A solid-state imaging device that is widely used in a video camera, a digital camera, and the like includes a pixel portion that includes a plurality of photodiodes formed into a lattice shape on a semiconductor substrate, a vertical transfer register that is connected to the pixel portion, and a horizontal transfer register that is connected to the vertical transfer register.
In the solid-state imaging device, a photodiode converts received light into electron. The electrons as a result of the conversion are sequentially transferred by the vertical transfer register and the horizontal transfer register, and finally a desired image is output by performing charge-voltage conversion.
The vertical transfer register or the horizontal transfer register of the solid-state imaging device has the following configuration.

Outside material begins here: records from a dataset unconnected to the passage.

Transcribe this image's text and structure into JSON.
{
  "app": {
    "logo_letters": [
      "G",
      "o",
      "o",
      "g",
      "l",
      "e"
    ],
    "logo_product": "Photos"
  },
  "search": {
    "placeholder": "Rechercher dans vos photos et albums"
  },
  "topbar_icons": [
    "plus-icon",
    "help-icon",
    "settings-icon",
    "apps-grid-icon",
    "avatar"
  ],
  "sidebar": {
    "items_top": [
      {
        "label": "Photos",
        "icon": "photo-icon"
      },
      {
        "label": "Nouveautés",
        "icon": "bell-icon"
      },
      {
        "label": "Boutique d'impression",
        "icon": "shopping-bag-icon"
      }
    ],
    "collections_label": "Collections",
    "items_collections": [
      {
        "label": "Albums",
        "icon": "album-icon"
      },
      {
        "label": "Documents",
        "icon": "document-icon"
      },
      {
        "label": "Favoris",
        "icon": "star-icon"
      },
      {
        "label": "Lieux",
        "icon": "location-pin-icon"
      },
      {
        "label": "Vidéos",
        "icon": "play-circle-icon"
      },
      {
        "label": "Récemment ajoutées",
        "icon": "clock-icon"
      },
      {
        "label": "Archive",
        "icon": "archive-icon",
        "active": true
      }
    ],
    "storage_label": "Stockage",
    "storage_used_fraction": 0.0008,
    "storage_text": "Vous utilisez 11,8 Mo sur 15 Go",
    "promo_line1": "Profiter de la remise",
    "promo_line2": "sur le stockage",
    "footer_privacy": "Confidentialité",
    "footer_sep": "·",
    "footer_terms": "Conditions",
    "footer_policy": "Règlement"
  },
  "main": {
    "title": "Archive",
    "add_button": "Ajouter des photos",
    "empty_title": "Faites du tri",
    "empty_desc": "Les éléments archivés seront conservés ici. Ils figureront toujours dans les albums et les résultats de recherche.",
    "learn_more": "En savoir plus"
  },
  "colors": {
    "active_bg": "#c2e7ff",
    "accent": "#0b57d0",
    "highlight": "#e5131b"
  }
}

For example, an n-type channel region is formed in a surface of a p-type silicon substrate. In a surface of the channel region, a plurality of p-type transfer barrier portions are provided in a row with a space between one another by ion implantation of boron or the like. A plurality of transfer electrodes are formed in a row with a space between one another on the silicon substrate in which the channel region and the transfer barrier portions are formed, and an insulating film is interposed between the transfer electrodes and the silicon substrate. Each of the transfer electrodes is formed in a region extending from one end of the transfer barrier portion over the transfer barrier portion toward a charge transfer direction to the channel region.

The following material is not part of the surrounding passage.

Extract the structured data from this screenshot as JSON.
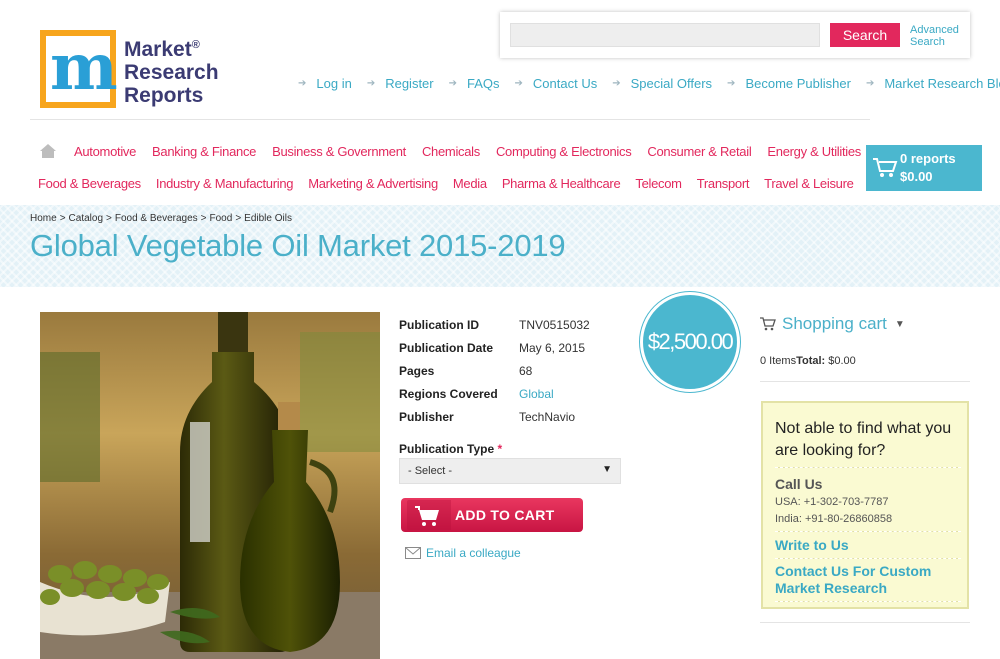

The solid-state imaging device transfers the charge by alternately applying a voltage to the transfer electrodes formed in a row to control a potential in the silicon substrate.
In producing the solid-state imaging device, after the transfer barrier portions are formed by subjecting the surface of the channel region to ion implantation, the transfer electrodes are formed by, for example, a lift-off method. However, the transfer barrier portions cannot be visually recognized even if they are formed. Accordingly, it is difficult to overlay the transfer electrodes on the transfer barrier portions.
In this regard, conventionally in producing a solid-state imaging device, an alignment mark that serves as a reference for alignment is formed by etching outside a device region on the silicon substrate, and then the above-described process is performed using the alignment mark as a reference.
As another producing method of the solid-state imaging device, there is known a method for forming the transfer barrier portions and the alignment mark through a single resist layer. In the method, first a resist layer is formed on a silicon substrate. The resist layer has an opening for forming an alignment mark and thin-film portions for forming transfer barrier portions. Then, the silicon substrate is subjected to dry etching through the resist layer, thereby forming the alignment mark. Next, the ion implantation is performed through the resist layer.
According to the method, because the alignment mark and the transfer barrier portions are formed using the single resist layer, the process of forming only the alignment mark can be eliminated. In addition, because the resist layer for forming the transfer electrodes can directly be aligned with the alignment mark as a reference, the transfer electrodes can accurately be formed in desired positions.
However, in the method, because the dry etching is performed first to form the alignment mark, the thin-film portions of the resist layer are also etched by the dry etching. Therefore, in the subsequent ion implantation process, the ion implantation is performed through the thin-film portions having a thickness smaller than a designed thickness. Therefore, it is disadvantageously difficult to form the transfer barrier portions to have a given depth with high accuracy.